Agreement between perceived and objectively assessed availability of the individual green neighborhood qualities was low and comparable to previous studies [22, 45]. However, our study looked at specificity and sensitivity as separate measures of agreement. The sensitivity of the self-reports was generally satisfactory whereas the specificity was low, implying that the perceived availability of green neighborhood qualities within 5-10 minutes walking distance was considerably higher than objectively assessed availability within 300 meters from the residence. One explanation for the low agreement could be that what is perceived as "5-10 minutes walking distance" may vary extensively among study subjects. However, changing distance from 300 to 100 or 500 meters in the GIS-based assessments did not increase agreement noticeably. Another explanation for the low agreement could be that the definitions used for the GIS-assessments were more extensive, and consequently more restrictive, than the phrasings used in the survey questions.

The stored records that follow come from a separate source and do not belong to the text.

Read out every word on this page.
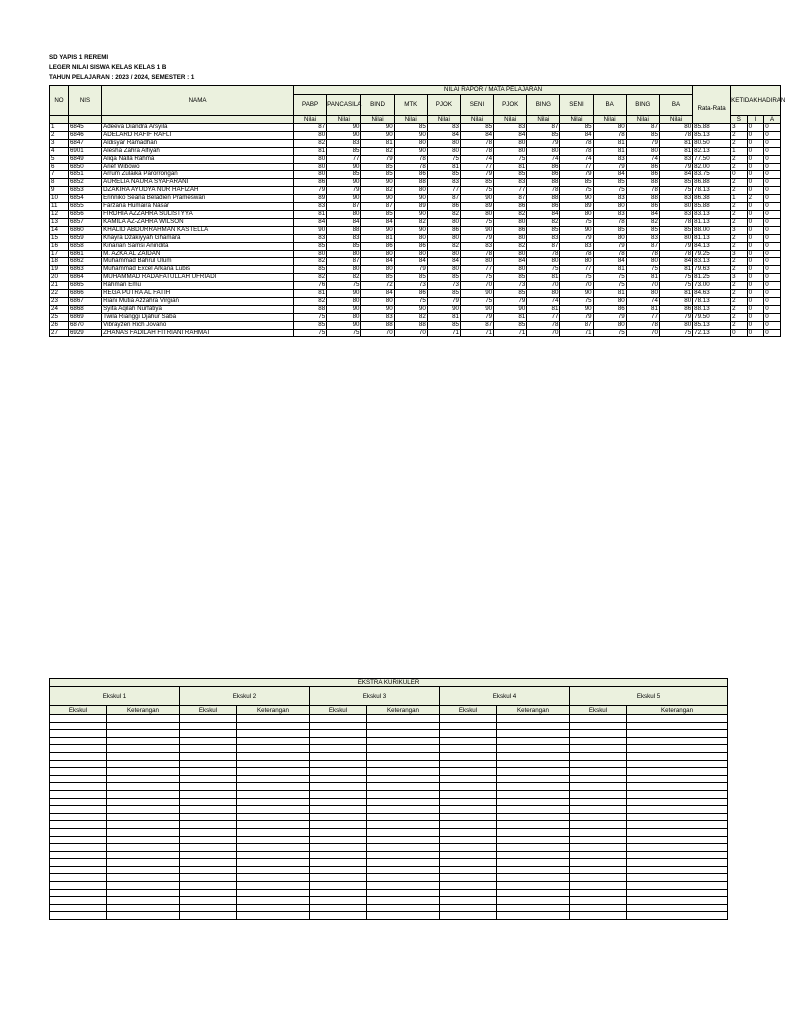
SD YAPIS 1 REREMI
LEGER NILAI SISWA KELAS KELAS 1 B
TAHUN PELAJARAN : 2023 / 2024, SEMESTER : 1
NO	NIS	NAMA	NILAI RAPOR / MATA PELAJARAN												Rata-Rata	KETIDAKHADIRAN		
			PABP	PANCASILA	BIND	MTK	PJOK	SENI	PJOK	BING	SENI	BA	BING	BA				
			Nilai	Nilai	Nilai	Nilai	Nilai	Nilai	Nilai	Nilai	Nilai	Nilai	Nilai	Nilai		S	I	A
1	6845	Adeeva Diandra Arsyila	87	90	90	85	83	85	83	87	85	80	87	80	85.88	3	0	0
2	6846	ADELARD RAFIF RAFLI	80	90	90	90	84	84	84	85	84	78	85	78	85.13	2	0	0
3	6847	Aldisyar Ramadhan	82	83	81	80	80	78	80	79	78	81	79	81	80.50	2	0	0
4	6901	Alesha Zahra Alfiyah	81	85	82	90	80	78	80	80	78	81	80	81	82.13	1	0	0
5	6849	Aliqa Nalla Rahma	80	77	79	78	75	74	75	74	74	83	74	83	77.50	2	0	0
6	6850	Arief Wibowo	80	90	85	78	81	77	81	86	77	79	86	79	82.00	2	0	0
7	6851	Arrum Zulaika Parorrongan	80	85	85	86	85	79	85	86	79	84	86	84	83.75	0	0	0
8	6852	AURELIA NAURA SYAFARANI	86	90	90	88	83	85	83	88	85	85	88	85	86.88	2	0	0
9	6853	DZAKIRA AYUDYA NUR HAFIZAH	79	79	82	80	77	75	77	78	75	75	78	75	78.13	2	0	0
10	6854	Erinniko Seana Beladien Prameswari	89	90	90	90	87	90	87	88	90	83	88	83	86.38	1	2	0
11	6855	Farzana Humaira Nasar	83	87	87	89	86	89	86	86	89	80	86	80	85.88	2	0	0
12	6856	FIRDHIA AZZAHRA SULISTYYA	81	80	85	90	82	80	82	84	80	83	84	83	83.13	2	0	0
13	6857	KAMILA AZ-ZAHRA WILSON	84	84	84	82	80	75	80	82	75	78	82	78	81.13	2	0	0
14	6860	KHALID ABDURRAHMAN KASTELLA	90	88	90	90	86	90	86	85	90	85	85	85	88.00	3	0	0
15	6859	Khayra Dzakiyyah Ghamara	83	83	81	80	80	79	80	83	79	80	83	80	81.13	2	0	0
16	6858	Kinarian Samsi Anindita	85	85	86	86	82	83	82	87	83	79	87	79	84.13	2	0	0
17	6861	M. AZKA AL ZAIDAN	80	80	80	80	80	78	80	78	78	78	78	78	79.25	3	0	0
18	6862	Muhammad Bahrul Ulum	82	87	84	84	84	80	84	80	80	84	80	84	83.13	2	0	0
19	6863	Muhammad Excel Arkana Lubis	85	80	80	79	80	77	80	75	77	81	75	81	79.63	2	0	0
20	6864	MUHAMMAD RADAFATULLAH UFRIADI	82	82	85	85	85	75	85	81	75	75	81	75	81.25	3	0	0
21	6865	Rahman Emu	76	75	72	73	73	70	73	70	70	75	70	75	73.00	2	0	0
22	6866	REGA PUTRA AL FATIH	81	90	84	86	85	90	85	80	90	81	80	81	84.63	2	0	0
23	6867	Riani Mutia Azzahra Virgian	82	80	80	75	79	75	79	74	75	80	74	80	78.13	2	0	0
24	6868	Syifa Aqilah Nurfatiya	88	90	90	90	90	90	90	81	90	86	81	86	88.13	2	0	0
25	6869	Twila Rianggi Djahur Saba	75	80	83	82	81	79	81	77	79	79	77	79	79.50	2	0	0
26	6870	Vibrayzen Rich Jovano	85	90	88	88	85	87	85	78	87	80	78	80	85.13	2	0	0
27	6929	ZHANAS FADILAH FITRIANI RAHMAT	75	75	70	70	71	71	71	70	71	75	70	75	72.13	0	0	0
EKSTRA KURIKULER									
Ekskul 1		Ekskul 2		Ekskul 3		Ekskul 4		Ekskul 5	
Ekskul	Keterangan	Ekskul	Keterangan	Ekskul	Keterangan	Ekskul	Keterangan	Ekskul	Keterangan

Socio-demographic factors were associated with the number of perceived green qualities in the neighborhood, which might also contribute to the low agreement. Such associations have also been demonstrated for self-reports of neighborhood attractiveness and safety  and other environmental factors . Negative perceptions could be related to factors found more prevalent in groups with low compared to high socio-economic status, i.e. low social capital, poor health and a more pessimistic world view, but could also be due to the possibility that objective measures not necessary capture all environmental attributes that participants take into account in their perceptions . Compared to the individual self-reports, the area-aggregations were stronger correlated with the GIS-based assessments, indicating lower amount of confounding and/or random misclassification error.
Implications for further research
Assessing the green qualities on an ordinal rather than binary scale using GIS, also in urban areas, would facilitate a more detailed validation of the self-reported items and would provide opportunities for index scores with wider ranges. Qualities of neighborhood green space in relation to health outcomes merits further investigation in longitudinal settings.